Manager Humas KAI Daop 7 Madiun, Tohari, menyampaikan bahwa kejadian ini seharusnya tidak perlu terjadi apabila pengguna jalan bersabar dan menunggu hingga palang pintu benar-benar terbuka sempurna sebelum melintas.
“Kami sangat menyayangkan kejadian ini. Palang pintu perlintasan merupakan fasilitas keselamatan yang berfungsi melindungi perjalanan kereta api maupun pengguna jalan. Tindakan terburu-buru tidak hanya berpotensi merusak fasilitas keselamatan, tetapi juga dapat membahayakan keselamatan diri sendiri, penumpang kereta api, maupun pengguna jalan lainnya. Hanya karena ingin menghemat beberapa detik, risikonya justru dapat menimbulkan kerugian yang jauh lebih besar,” ujar Tohari.
KAI Daop 7 Madiun menyampaikan apresiasi kepada Dinas Perhubungan Kabupaten Nganjuk yang bergerak cepat melakukan penanganan dan perbaikan. Berkat respons cepat tersebut, perbaikan palang pintu selesai pada pukul 16.00 WIB, sehingga fasilitas pengamanan perlintasan kembali dapat beroperasi secara normal.

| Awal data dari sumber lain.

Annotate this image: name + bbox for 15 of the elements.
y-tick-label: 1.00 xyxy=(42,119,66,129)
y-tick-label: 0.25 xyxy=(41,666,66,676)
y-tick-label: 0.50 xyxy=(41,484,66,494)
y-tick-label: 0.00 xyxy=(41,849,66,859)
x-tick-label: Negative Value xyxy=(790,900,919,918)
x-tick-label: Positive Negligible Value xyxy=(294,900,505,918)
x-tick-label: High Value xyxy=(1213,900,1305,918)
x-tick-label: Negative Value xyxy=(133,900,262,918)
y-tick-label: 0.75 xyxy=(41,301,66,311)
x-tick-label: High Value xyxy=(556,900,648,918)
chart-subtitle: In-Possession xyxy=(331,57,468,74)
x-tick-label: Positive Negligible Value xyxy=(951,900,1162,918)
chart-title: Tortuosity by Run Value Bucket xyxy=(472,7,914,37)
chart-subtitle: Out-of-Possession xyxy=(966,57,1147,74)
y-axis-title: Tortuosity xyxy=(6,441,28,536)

KAI Daop 7 Madiun mengimbau seluruh pengguna jalan agar selalu mematuhi rambu lalu lintas, memperhatikan isyarat petugas, serta tidak memaksakan diri melintas ketika palang pintu masih bergerak membuka maupun menutup. Pengguna jalan hendaknya menunggu hingga palang pintu terbuka sempurna sebelum melanjutkan perjalanan.
Sesuai Undang-Undang Nomor 22 Tahun 2009 tentang Lalu Lintas dan Angkutan Jalan Pasal 114, setiap pengguna jalan wajib berhenti ketika sinyal sudah berbunyi, palang pintu kereta api mulai ditutup, dan wajib mendahulukan perjalanan kereta api. Selain itu, Undang-Undang Nomor 23 Tahun 2007 tentang Perkeretaapian juga menegaskan bahwa perjalanan kereta api memiliki prioritas utama pada perlintasan sebidang.
KAI Daop 7 Madiun berharap kejadian serupa tidak terulang kembali. Keselamatan di perlintasan sebidang merupakan tanggung jawab bersama. Menunggu beberapa detik hingga palang pintu terbuka sempurna jauh lebih berharga daripada mempertaruhkan keselamatan jiwa, merusak fasilitas keselamatan perkeretaapian, dan mengganggu operasional perjalanan kereta api. Karena itu, KAI mengajak seluruh pengguna jalan untuk selalu disiplin, sabar, dan mengutamakan keselamatan setiap kali melintasi perlintasan sebidang.